Because this is still a convolutional layer,
the weights are tied across pixel location.
Thus the $1\times 1$ convolutional layer requires $c_o\times c_i$ weights
(plus the bias).


![The cross-correlation computation uses the $1\times 1$ convolution kernel with 3 input channels and 2 output channels. The input and output have the same height and width.](https://github.com/d2l-ai/d2l-tensorflow-colab/blob/master/img/conv-1x1.svg?raw=1)

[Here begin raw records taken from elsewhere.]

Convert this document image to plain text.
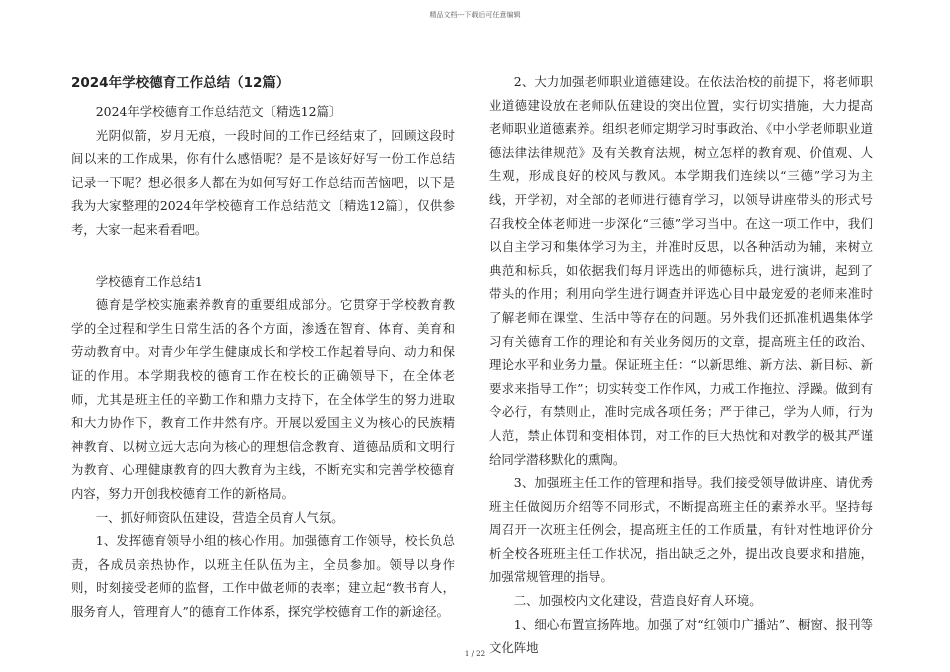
精品文档---下载后可任意编辑
2024年学校德育工作总结（12篇）

2024年学校德育工作总结范文〔精选12篇〕

光阴似箭，岁月无痕，一段时间的工作已经结束了，回顾这段时间以来的工作成果，你有什么感悟呢？是不是该好好写一份工作总结记录一下呢？想必很多人都在为如何写好工作总结而苦恼吧，以下是我为大家整理的2024年学校德育工作总结范文〔精选12篇〕，仅供参考，大家一起来看看吧。

学校德育工作总结1

德育是学校实施素养教育的重要组成部分。它贯穿于学校教育教学的全过程和学生日常生活的各个方面，渗透在智育、体育、美育和劳动教育中。对青少年学生健康成长和学校工作起着导向、动力和保证的作用。本学期我校的德育工作在校长的正确领导下，在全体老师，尤其是班主任的辛勤工作和鼎力支持下，在全体学生的努力进取和大力协作下，教育工作井然有序。开展以爱国主义为核心的民族精神教育、以树立远大志向为核心的理想信念教育、道德品质和文明行为教育、心理健康教育的四大教育为主线，不断充实和完善学校德育内容，努力开创我校德育工作的新格局。

一、抓好师资队伍建设，营造全员育人气氛。

1、发挥德育领导小组的核心作用。加强德育工作领导，校长负总责，各成员亲热协作，以班主任队伍为主，全员参加。领导以身作则，时刻接受老师的监督，工作中做老师的表率；建立起“教书育人，服务育人，管理育人”的德育工作体系，探究学校德育工作的新途径。

2、大力加强老师职业道德建设。在依法治校的前提下，将老师职业道德建设放在老师队伍建设的突出位置，实行切实措施，大力提高老师职业道德素养。组织老师定期学习时事政治、《中小学老师职业道德法律法律规范》及有关教育法规，树立怎样的教育观、价值观、人生观，形成良好的校风与教风。本学期我们连续以“三德”学习为主线，开学初，对全部的老师进行德育学习，以领导讲座带头的形式号召我校全体老师进一步深化“三德”学习当中。在这一项工作中，我们以自主学习和集体学习为主，并准时反思，以各种活动为辅，来树立典范和标兵，如依据我们每月评选出的师德标兵，进行演讲，起到了带头的作用；利用向学生进行调查并评选心目中最宠爱的老师来准时了解老师在课堂、生活中等存在的问题。另外我们还抓准机遇集体学习有关德育工作的理论和有关业务阅历的文章，提高班主任的政治、理论水平和业务力量。保证班主任：“以新思维、新方法、新目标、新要求来指导工作”；切实转变工作作风，力戒工作拖拉、浮躁。做到有令必行，有禁则止，准时完成各项任务；严于律己，学为人师，行为人范，禁止体罚和变相体罚，对工作的巨大热忱和对教学的极其严谨给同学潜移默化的熏陶。

3、加强班主任工作的管理和指导。我们接受领导做讲座、请优秀班主任做阅历介绍等不同形式，不断提高班主任的素养水平。坚持每周召开一次班主任例会，提高班主任的工作质量，有针对性地评价分析全校各班班主任工作状况，指出缺乏之外，提出改良要求和措施，加强常规管理的指导。

二、加强校内文化建设，营造良好育人环境。

1、细心布置宣扬阵地。加强了对“红领巾广播站”、橱窗、报刊等文化阵地

1 / 22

Let us check whether this works in practice:
we implement a $1 \times 1$ convolution
using a fully-connected layer.
The only thing is that we need to make some adjustments
to the data shape before and after the matrix multiplication.


In [None]:
def corr2d_multi_in_out_1x1(X, K):
    c_i, h, w = X.shape
      #(1) getting the number of input channels
    c_o = K.shape[0]
      #(2) getting the number of output channels
    X = tf.reshape(X, (c_i, h*w))
      #(3) summing together, collapsing the input channel dimension
    K = tf.reshape(K, (c_o, c_i))
    # matrix multiplication in the fully connected layer
    Y = tf.matmul(K, X)
    return tf.reshape(Y, (c_o, h, w))

When performing $1\times 1$ convolution,
the above function is equivalent to the previously implemented cross-correlation function `corr2d_multi_in_out`.
Let us check this with some sample data.


In [None]:
X = tf.random.normal((3,3,3))
K = tf.random.normal((2,3,1,1))

In [None]:
Y1 = corr2d_multi_in_out_1x1(X, K)
Y2 = corr2d_multi_in_out(X, K)
assert float(tf.reduce_sum(tf.abs(Y1 - Y2))) < 1e-6
  #(1) asserting true: eventhough I have a different implementation,
    # this is a customized matrix multiplication interpretation of the specific 1-by-1 convolution layer

### ***Notes***
- having 1*1 kernel = looking at 1-by-1 patch: meaning that every single patch I'm looking at is one pixel
  - thus no locality: why would I need to invoke that in the first place
  - input & output have same height and width: since I'm using 1*1 patch
- it's going to be a fully connected layer since I'm not taking into any spatial structure -> but going to take the pixel value at every single location = look across channels
  - (in channel perspective): we're doing operiations jointly across channels to obtain the output = working with locality across channels
  - way to combine multiple channels
  - if we only have one channel: having 1*1 patch wouldn't make sense -> but you still have spatial information, if you look at multiple channels but at the same pixel location
    - pixel values across different relations may still be related and have spatial structures if they're the same pixel location

## Summary

* Multiple channels can be used to extend the model parameters of the convolutional layer.
* The $1\times 1$ convolutional layer is equivalent to the fully-connected layer, when applied on a per pixel basis.
* The $1\times 1$ convolutional layer is typically used to adjust the number of channels between network layers and to control model complexity.